To solve the system of equations using the elimination method, we need to eliminate one variable by manipulating the equations and then solve for the remaining variable.
Let's start by eliminating the x variable. We can do this by multiplying the first equation by 9 and the second equation by 8 to make the coefficients of x to be opposites of each other.
Multiplying the first equation by 9:
9 * (9/x) + 9 * (3/8y) = 9 * (-9/4)
81/x + 27/8y = -81/4
Multiplying the second equation by 8:
8 * (-1/9x) + 8 * (5/4y) = 8 * (1/9)
-8/9x + 10/9y = 8/9
Now we have the following system of equations:
81/x + 27/8y = -81/4
-8/9x + 10/9y = 8/9
To eliminate the x variable, we need to make the coefficients of x in both equations equal. To do this, we can multiply the first equation by -8/9 and the second equation by 81.

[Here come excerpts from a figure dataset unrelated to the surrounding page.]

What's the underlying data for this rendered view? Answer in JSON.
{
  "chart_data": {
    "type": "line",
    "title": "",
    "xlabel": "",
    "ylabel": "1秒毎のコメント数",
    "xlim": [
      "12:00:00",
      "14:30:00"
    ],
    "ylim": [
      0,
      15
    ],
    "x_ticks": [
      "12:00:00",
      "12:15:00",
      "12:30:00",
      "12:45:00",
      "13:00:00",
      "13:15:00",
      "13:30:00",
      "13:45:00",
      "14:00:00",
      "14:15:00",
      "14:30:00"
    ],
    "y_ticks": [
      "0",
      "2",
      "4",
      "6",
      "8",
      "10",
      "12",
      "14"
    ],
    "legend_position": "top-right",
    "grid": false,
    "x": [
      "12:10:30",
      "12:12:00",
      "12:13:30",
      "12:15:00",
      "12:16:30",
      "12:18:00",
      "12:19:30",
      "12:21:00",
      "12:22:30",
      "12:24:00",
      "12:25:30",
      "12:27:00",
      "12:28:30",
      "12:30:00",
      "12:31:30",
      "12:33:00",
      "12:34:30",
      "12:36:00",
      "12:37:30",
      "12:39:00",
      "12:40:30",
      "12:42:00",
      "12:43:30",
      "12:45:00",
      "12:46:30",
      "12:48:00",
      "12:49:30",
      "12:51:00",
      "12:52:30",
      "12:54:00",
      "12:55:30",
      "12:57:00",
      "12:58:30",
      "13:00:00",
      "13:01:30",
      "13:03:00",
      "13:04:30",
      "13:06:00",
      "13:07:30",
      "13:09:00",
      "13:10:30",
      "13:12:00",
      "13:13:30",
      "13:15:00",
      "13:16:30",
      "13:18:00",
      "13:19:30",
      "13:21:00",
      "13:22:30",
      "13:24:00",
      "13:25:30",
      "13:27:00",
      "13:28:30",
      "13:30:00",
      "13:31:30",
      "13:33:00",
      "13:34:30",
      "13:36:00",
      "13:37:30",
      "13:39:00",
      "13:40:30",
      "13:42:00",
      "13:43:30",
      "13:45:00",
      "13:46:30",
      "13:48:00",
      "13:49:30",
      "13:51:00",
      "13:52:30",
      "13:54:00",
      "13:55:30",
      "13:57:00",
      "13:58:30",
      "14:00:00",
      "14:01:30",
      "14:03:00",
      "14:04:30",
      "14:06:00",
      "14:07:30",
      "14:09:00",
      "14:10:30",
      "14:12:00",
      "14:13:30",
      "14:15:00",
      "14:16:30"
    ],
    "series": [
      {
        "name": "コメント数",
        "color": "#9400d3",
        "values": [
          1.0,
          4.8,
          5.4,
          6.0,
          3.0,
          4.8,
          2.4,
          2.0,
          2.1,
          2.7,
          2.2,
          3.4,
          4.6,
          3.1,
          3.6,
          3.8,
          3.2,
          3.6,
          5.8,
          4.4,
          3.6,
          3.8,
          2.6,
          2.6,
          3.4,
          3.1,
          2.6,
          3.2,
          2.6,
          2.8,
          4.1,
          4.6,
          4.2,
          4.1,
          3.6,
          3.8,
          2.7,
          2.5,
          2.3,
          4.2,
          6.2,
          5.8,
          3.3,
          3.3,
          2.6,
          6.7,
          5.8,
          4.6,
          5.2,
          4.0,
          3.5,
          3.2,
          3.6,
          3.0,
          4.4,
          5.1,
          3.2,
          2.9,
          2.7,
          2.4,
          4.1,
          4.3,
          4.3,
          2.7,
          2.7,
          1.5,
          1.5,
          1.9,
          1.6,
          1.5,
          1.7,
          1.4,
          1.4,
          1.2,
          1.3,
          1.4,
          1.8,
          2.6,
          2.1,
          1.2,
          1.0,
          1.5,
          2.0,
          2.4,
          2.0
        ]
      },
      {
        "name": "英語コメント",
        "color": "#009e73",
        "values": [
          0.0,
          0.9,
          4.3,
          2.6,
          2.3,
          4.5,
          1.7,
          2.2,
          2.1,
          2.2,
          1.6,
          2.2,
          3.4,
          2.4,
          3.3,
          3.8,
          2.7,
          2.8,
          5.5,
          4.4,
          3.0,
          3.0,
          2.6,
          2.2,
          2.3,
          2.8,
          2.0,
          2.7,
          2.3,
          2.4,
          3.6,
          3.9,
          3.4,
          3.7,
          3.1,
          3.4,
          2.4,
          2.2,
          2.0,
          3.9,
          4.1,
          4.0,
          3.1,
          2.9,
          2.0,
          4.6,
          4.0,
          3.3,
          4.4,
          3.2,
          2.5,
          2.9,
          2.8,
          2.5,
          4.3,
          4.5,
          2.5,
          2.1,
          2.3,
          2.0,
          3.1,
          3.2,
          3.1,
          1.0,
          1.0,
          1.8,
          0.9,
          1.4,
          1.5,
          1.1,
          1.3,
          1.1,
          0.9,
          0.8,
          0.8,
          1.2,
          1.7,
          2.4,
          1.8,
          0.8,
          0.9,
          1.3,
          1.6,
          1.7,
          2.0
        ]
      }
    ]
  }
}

Multiplying the first equation by -8/9:
(-8/9) * (81/x) + (-8/9) * (27/8y) = (-8/9) * (-81/4)
-72/x + (-24/8)y = 72/4
Multiplying the second equation by 81:
81 * (-8/9x) + 81 * (10/9y) = 81 * (8/9)
-64x + 90y = 72
Now we have the following system of equations:
-72/x - 24/8y = 72/4
-64x + 90y = 72
Next, we can add the two equations together to eliminate the x variable:
(-72/x + -24/8y) + (-64x + 90y) = (72/4) + 72
-72/x - 24/8y - 64x + 90y = 288/4 + 72
Simplifying:
-72/x - 3y - 64x + 90y = 288/4 + 72
-64x - 72/x - 3y + 90y = 72 + 72
Combining terms:
-64x - 72/x + 87y = 144
Now, we have one equation with one variable remaining. Let's solve for y:
-64x - 72/x + 87y = 144
To get the x term and the y term on one side of the equation, we can move the -64x - 72/x term to the other side:
87y = 64x + 72/x - 144
To simplify further, we can find a common denominator for 72/x and 144:
87y = (64x^2 + 72 - 144x) / x
Now, we can simplify the equation by multiplying both sides by x:
87xy = 64x^2 + 72 - 144x
Rearranging the equation:
64x^2 - 144x - 87xy + 72 = 0
At this point, it becomes a quadratic equation. To solve for x or y, we need additional information such as the value of x or y from either of the original equations. Unfortunately, the original equations provided do not contain any specific values for x or y, making it impossible to find exact solutions.
Therefore, the system of equations cannot be solved using the elimination method without additional information.